Site 250
- Launch site: Baikonur Cosmodrome
- Location: 46°00′30″N 63°18′18″E﻿ / ﻿46.0083°N 63.3049°E

Launch history
- Status: Inactive
- Launches: 1
- First launch: 15 May 1987
- Last launch: 15 May 1987
- Associated rockets: Energia Angara (future)

= Baikonur Cosmodrome Site 250 =

Site 250 at the Baikonur Cosmodrome, also known as UKSS (Универсальный Комплекс Стенд-Старт) and Bayterek (Байтерек), is a test facility and launch site which was used by the Energia rocket during the 1980s. The site consists of a single launch pad, which doubled as a test stand, and is supported by an engineering area and a propellant storage facility. As of 2011 the complex was planned to be rebuilt as the Bayterek Launch Complex, which would be used by the Angara rocket from 2015; however development is yet to begin.

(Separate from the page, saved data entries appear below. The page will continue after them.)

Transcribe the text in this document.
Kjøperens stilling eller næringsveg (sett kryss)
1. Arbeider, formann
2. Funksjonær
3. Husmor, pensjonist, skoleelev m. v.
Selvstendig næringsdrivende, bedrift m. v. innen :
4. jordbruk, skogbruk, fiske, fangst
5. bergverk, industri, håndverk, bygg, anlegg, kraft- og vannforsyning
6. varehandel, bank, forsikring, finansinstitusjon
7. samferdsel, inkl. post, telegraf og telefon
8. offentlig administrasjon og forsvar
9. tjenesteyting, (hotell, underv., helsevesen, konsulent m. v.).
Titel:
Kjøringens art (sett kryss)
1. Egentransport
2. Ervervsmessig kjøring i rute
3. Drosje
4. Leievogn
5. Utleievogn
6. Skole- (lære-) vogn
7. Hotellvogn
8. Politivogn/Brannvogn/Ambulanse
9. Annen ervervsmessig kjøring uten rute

Today the UKSS at Site 250 is still standing, however it is deteriorating. Construction work for Bayterek is yet to begin.

==Energia==
Site 250 was built in the late 1970s as the Universal Complex Stand-Start (UKSS) to support Energia development, and unlike other Soviet launch complexes it was designed to support long-duration static tests as well as launches, after Valentin Glushko blamed the failure of the N1 programme on the lack of facilities to perform static tests. The only launch to have taken place from Site 250 was the maiden flight of the Energia rocket, carrying the Polyus spacecraft, which occurred on 15 May 1987. Energia was abandoned after just two launches, the other of which took place from Site 110.

==Angara==
Following the cancellation of the Energia programme Site 250 fell out of use. In 2008 Site 250 was selected for development of an Angara launch complex at Baikonur, the Bayterek Launch Complex, instead of Site 200/40 as had originally been planned, and Site 110 which was also under consideration. This decision was officially confirmed in 2009.

Today the UKSS at Site 250 is still standing, however it is deteriorating. Construction work for Bayterek is yet to begin.